Database Initial Study:

In the Database initial study, the designer must examine the current system's operation within the company and determine how and why the current system fails. The overall purpose of the database initial study is to:
  1. Analyze the company situation.
  2. Define problems and constraints.
  3. Define objectives.
  4. Define scope and boundaries.

a. Analyze the Company Situation:
The company situation describes the general conditions in which a company operates, its organizational structure, and its mission. To analyze the company situation, the database designer must discover what the company's operational components are, how they function, and how they interact.

b. Define Problems and Constraints:
The designer has both formal and informal sources of information. The process of defining problems might initially appear to be unstructured. Company end users are often unable to describe precisely the larger scope of company operations or to identify the real problems encountered during company operations.

c. Define Objectives:
A proposed database system must be designed to help solve at least the major problems identified during the problem discovery process. In any case, the database designer must begin to address the following questions:
  1. What is the proposed system's initial objective?
  2. Will the system interface with other existing or future systems in the company?
  3. Will the system share the data with other systems or users?

d. Define Scope and Boundaries:
The designer must recognize the existence of two sets of limits:
  1. scope
  2. and boundaries.
The system's scope defines the extent of the design according to operational requirements.

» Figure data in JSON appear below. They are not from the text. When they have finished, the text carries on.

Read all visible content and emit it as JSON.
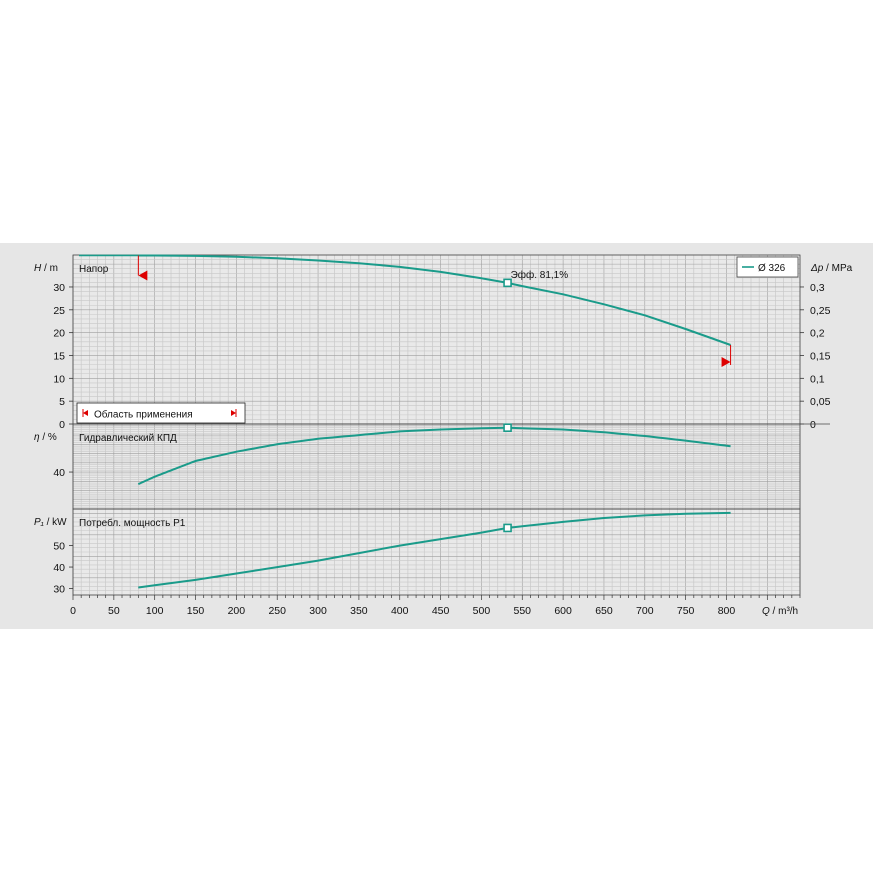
{
  "colors": {
    "curve": "#1a9b8a",
    "operating_range": "#dd0000",
    "panel": "#e6e6e6",
    "grid": "#a9a9a9"
  },
  "chart_data": {
    "type": "line",
    "grid": true,
    "legend_position": "top-right",
    "legend_label": "Ø 326",
    "x_axis": {
      "label": "Q / m³/h",
      "label_var": "Q",
      "label_unit": "/ m³/h",
      "range": [
        0,
        890
      ],
      "ticks": [
        "0",
        "50",
        "100",
        "150",
        "200",
        "250",
        "300",
        "350",
        "400",
        "450",
        "500",
        "550",
        "600",
        "650",
        "700",
        "750",
        "800"
      ]
    },
    "panels": [
      {
        "id": "head",
        "title": "Напор",
        "y_label_var": "H",
        "y_label_unit": "/ m",
        "y_range": [
          0,
          37
        ],
        "y_ticks": [
          "0",
          "5",
          "10",
          "15",
          "20",
          "25",
          "30"
        ],
        "y2_label_var": "Δp",
        "y2_label_unit": "/ MPa",
        "y2_ticks": [
          "0",
          "0,05",
          "0,1",
          "0,15",
          "0,2",
          "0,25",
          "0,3"
        ],
        "series": {
          "x": [
            80,
            100,
            150,
            200,
            250,
            300,
            350,
            400,
            450,
            500,
            532,
            550,
            600,
            650,
            700,
            750,
            805
          ],
          "y": [
            36.9,
            36.9,
            36.8,
            36.6,
            36.3,
            35.8,
            35.2,
            34.4,
            33.3,
            31.9,
            30.9,
            30.2,
            28.4,
            26.2,
            23.8,
            20.8,
            17.3
          ]
        },
        "operating_point": {
          "x": 532,
          "y": 30.9,
          "label": "Эфф.  81,1%"
        },
        "operating_range": {
          "min": 80,
          "max": 805,
          "label": "Область применения"
        }
      },
      {
        "id": "efficiency",
        "title": "Гидравлический КПД",
        "y_label_var": "η",
        "y_label_unit": "/ %",
        "y_range": [
          0,
          92
        ],
        "y_ticks": [
          "40"
        ],
        "series": {
          "x": [
            80,
            100,
            150,
            200,
            250,
            300,
            350,
            400,
            450,
            500,
            532,
            550,
            600,
            650,
            700,
            750,
            805
          ],
          "y": [
            27,
            35,
            52,
            62,
            70,
            76,
            80,
            84,
            86,
            87.5,
            88,
            87.5,
            86,
            83,
            79,
            74,
            68
          ]
        },
        "operating_point": {
          "x": 532,
          "y": 88
        }
      },
      {
        "id": "power",
        "title": "Потребл. мощность P1",
        "y_label_var": "P₁",
        "y_label_unit": "/ kW",
        "y_range": [
          27,
          67
        ],
        "y_ticks": [
          "30",
          "40",
          "50"
        ],
        "series": {
          "x": [
            80,
            100,
            150,
            200,
            250,
            300,
            350,
            400,
            450,
            500,
            532,
            550,
            600,
            650,
            700,
            750,
            805
          ],
          "y": [
            30.5,
            31.5,
            34,
            37,
            40,
            43,
            46.5,
            50,
            53,
            56,
            58.2,
            59,
            61,
            62.8,
            64,
            64.8,
            65.2
          ]
        },
        "operating_point": {
          "x": 532,
          "y": 58.2
        }
      }
    ]
  }
}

Will the database design encompass the entire organization, one or more departments within the organization, or one or more functions of a single department?
Knowing the scope helps in defining the required data structures, the type and number of entities, the physical size of the database, and so on. The proposed system is also subject to limits known as boundaries, which are external to the system.
Boundaries are also imposed by existing hardware and software.